De l’autre côté, par l’autre fenêtre, mon regard se perd sur une prairie d’herbes folles, qui s’allonge sous le ciel, tandis que l’horizon s’étire au loin.
Ainsi, de ma maison je vois l’horizon tout proche et l’horizon très loin… Les deux propositions sont vraies. Je n’ai pas à choisir. Je dois simplement apprendre à me tenir entre les deux, dans ma maison.

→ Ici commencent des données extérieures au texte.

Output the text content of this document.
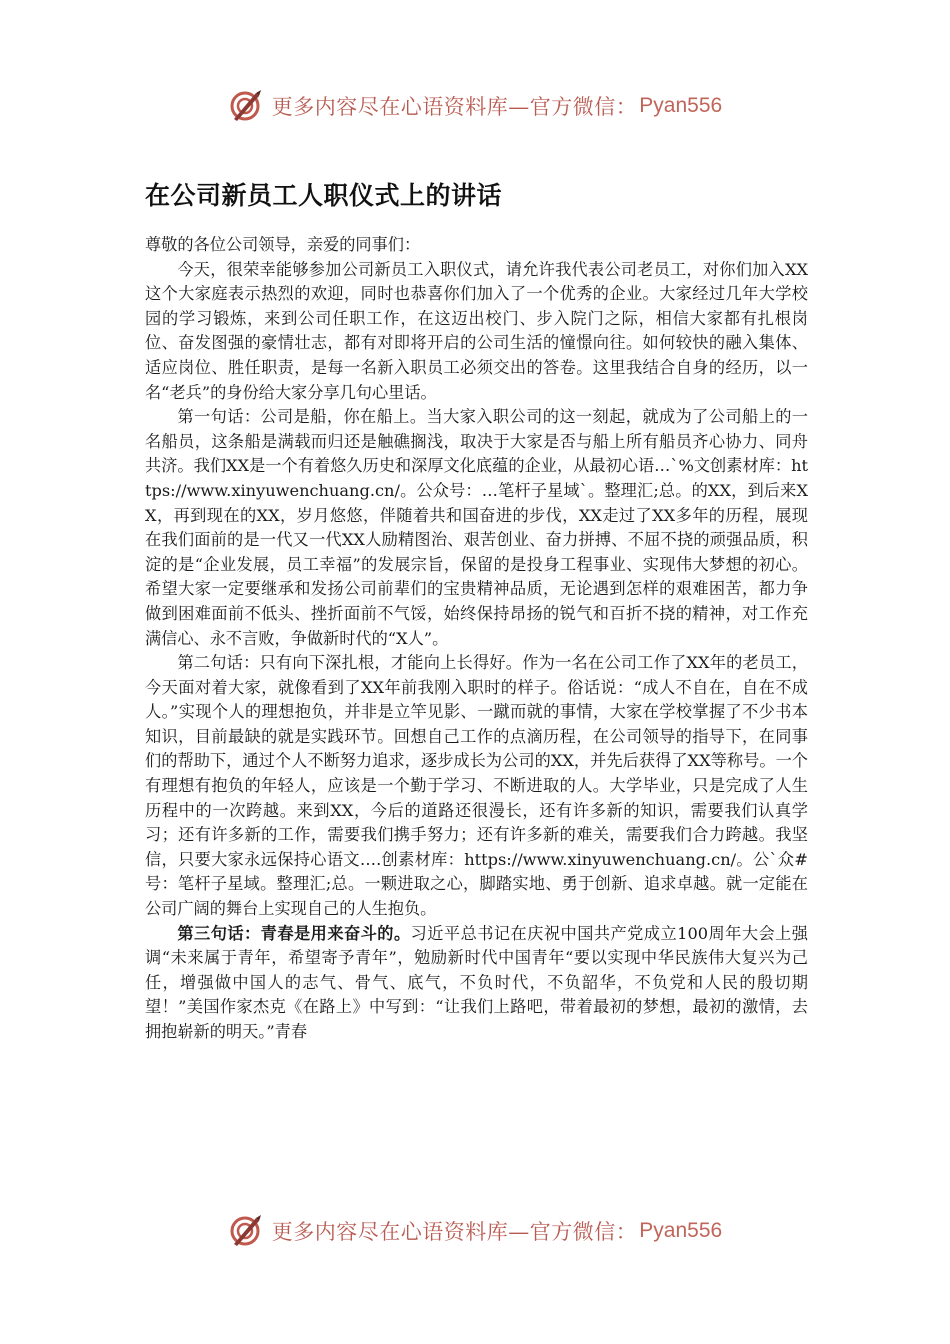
更多内容尽在心语资料库—官方微信： Pyan556
在公司新员工人职仪式上的讲话

尊敬的各位公司领导，亲爱的同事们：

今天，很荣幸能够参加公司新员工入职仪式，请允许我代表公司老员工，对你们加入XX这个大家庭表示热烈的欢迎，同时也恭喜你们加入了一个优秀的企业。大家经过几年大学校园的学习锻炼，来到公司任职工作，在这迈出校门、步入院门之际，相信大家都有扎根岗位、奋发图强的豪情壮志，都有对即将开启的公司生活的憧憬向往。如何较快的融入集体、适应岗位、胜任职责，是每一名新入职员工必须交出的答卷。这里我结合自身的经历，以一名“老兵”的身份给大家分享几句心里话。

第一句话：公司是船，你在船上。当大家入职公司的这一刻起，就成为了公司船上的一名船员，这条船是满载而归还是触礁搁浅，取决于大家是否与船上所有船员齐心协力、同舟共济。我们XX是一个有着悠久历史和深厚文化底蕴的企业，从最初心语…`%文创素材库：https://www.xinyuwenchuang.cn/。公众号：…笔杆子星域`。整理汇;总。的XX，到后来XX，再到现在的XX，岁月悠悠，伴随着共和国奋进的步伐，XX走过了XX多年的历程，展现在我们面前的是一代又一代XX人励精图治、艰苦创业、奋力拼搏、不屈不挠的顽强品质，积淀的是“企业发展，员工幸福”的发展宗旨，保留的是投身工程事业、实现伟大梦想的初心。希望大家一定要继承和发扬公司前辈们的宝贵精神品质，无论遇到怎样的艰难困苦，都力争做到困难面前不低头、挫折面前不气馁，始终保持昂扬的锐气和百折不挠的精神，对工作充满信心、永不言败，争做新时代的“X人”。

第二句话：只有向下深扎根，才能向上长得好。作为一名在公司工作了XX年的老员工，今天面对着大家，就像看到了XX年前我刚入职时的样子。俗话说：“成人不自在，自在不成人。”实现个人的理想抱负，并非是立竿见影、一蹴而就的事情，大家在学校掌握了不少书本知识，目前最缺的就是实践环节。回想自己工作的点滴历程，在公司领导的指导下，在同事们的帮助下，通过个人不断努力追求，逐步成长为公司的XX，并先后获得了XX等称号。一个有理想有抱负的年轻人，应该是一个勤于学习、不断进取的人。大学毕业，只是完成了人生历程中的一次跨越。来到XX，今后的道路还很漫长，还有许多新的知识，需要我们认真学习；还有许多新的工作，需要我们携手努力；还有许多新的难关，需要我们合力跨越。我坚信，只要大家永远保持心语文….创素材库：https://www.xinyuwenchuang.cn/。公`众#号：笔杆子星域。整理汇;总。一颗进取之心，脚踏实地、勇于创新、追求卓越。就一定能在公司广阔的舞台上实现自己的人生抱负。

第三句话：青春是用来奋斗的。习近平总书记在庆祝中国共产党成立100周年大会上强调“未来属于青年，希望寄予青年”，勉励新时代中国青年“要以实现中华民族伟大复兴为己任，增强做中国人的志气、骨气、底气，不负时代，不负韶华，不负党和人民的殷切期望！”美国作家杰克《在路上》中写到：“让我们上路吧，带着最初的梦想，最初的激情，去拥抱崭新的明天。”青春

更多内容尽在心语资料库—官方微信： Pyan556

Lorsque je me saisis des capacités que m’offre mon humanité, je me tiens forcement dans de tels intervalles paradoxaux. Si je les refuse, je demeure à la surface du réel, dans le binaire, dans le dualisme. Et je vois des paradoxes là où il n’y en a pas.
Si je vous demande par exemple ce qu’est le contraire du doute. Peut-être me répondrez vous avec Descartes, que l’inverse du doute, c’est la certitude. Et d’une certaine manière ce serait exact. Mais cette pensée serait-elle conforme à la réalité ? Puis-je voir de ma maison, d’un côté le doute et de l’autre la certitude ? Que feriez-vous de la croyance aveugle ? De quel côté la placeriez-vous ?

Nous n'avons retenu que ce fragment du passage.